The Reaction Engines Skylon Master Thread (1)
The Reaction Engines Skylon Master Thread (2)
The Reaction Engines Skylon Master Thread (3)

It's a huge amount of reading and needs to be summarised but you can hardly imagine a question which hasn't been very well addressed as far as anyone can with a development project and within the understanding of a lay person such as myself.

I think the point about whether the Hydrogen can absorb all the heat is answered by the fact that they don't liquify the incoming air. They just get it very cold so it becomes compressible. This is the key insight which makes their effort different from ones in the past - that a rocket can run on cold, non-liquid gas. The amount of hydrogen needed becomes a great deal less than in a Liquid Air Cycle Engine.

If you read the threads you'll find that their weight margin is very good.

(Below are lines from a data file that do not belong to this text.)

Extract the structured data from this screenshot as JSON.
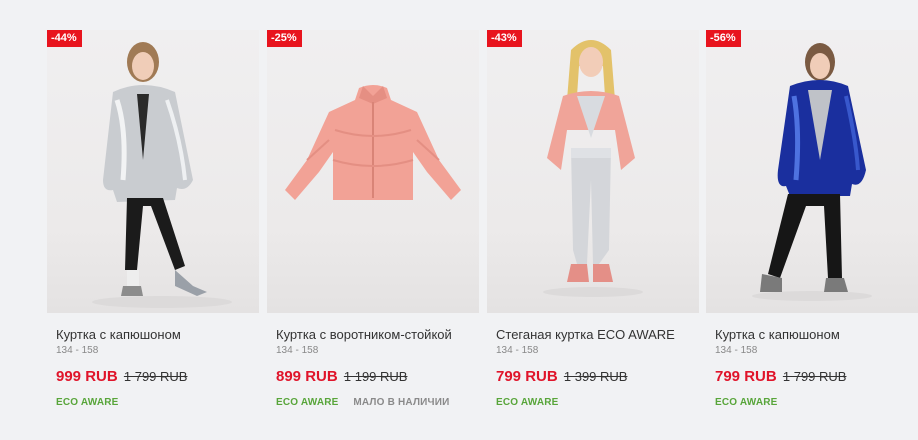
{
  "products": [
    {
      "discount": "-44%",
      "name": "Куртка с капюшоном",
      "sizes": "134 - 158",
      "price": "999 RUB",
      "old_price": "1 799 RUB",
      "tags": [
        "ECO AWARE"
      ]
    },
    {
      "discount": "-25%",
      "name": "Куртка с воротником-стойкой",
      "sizes": "134 - 158",
      "price": "899 RUB",
      "old_price": "1 199 RUB",
      "tags": [
        "ECO AWARE",
        "МАЛО В НАЛИЧИИ"
      ]
    },
    {
      "discount": "-43%",
      "name": "Стеганая куртка ECO AWARE",
      "sizes": "134 - 158",
      "price": "799 RUB",
      "old_price": "1 399 RUB",
      "tags": [
        "ECO AWARE"
      ]
    },
    {
      "discount": "-56%",
      "name": "Куртка с капюшоном",
      "sizes": "134 - 158",
      "price": "799 RUB",
      "old_price": "1 799 RUB",
      "tags": [
        "ECO AWARE"
      ]
    }
  ],
  "colors": {
    "badge": "#e8141e",
    "price": "#e0142a",
    "eco": "#58a53a"
  }
}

SpaceX is interesting. They may and may not reach their reusability goals. Someone pointed out that a rocket booster containing explosive fuel and kept aloft by a delicate mechanism is not something that you would want to have any failures with if you were one of the people underneath who is waiting for it to land. Also not something you want to have within many many miles of a city in such an event either. I don't really know because I am the farthest thing from being an expert.

There is also an aspect known as cross-range which controls the difference between where a rocket can take off from and where it can land and having a big one like you get with a winged vehicle is an advantage.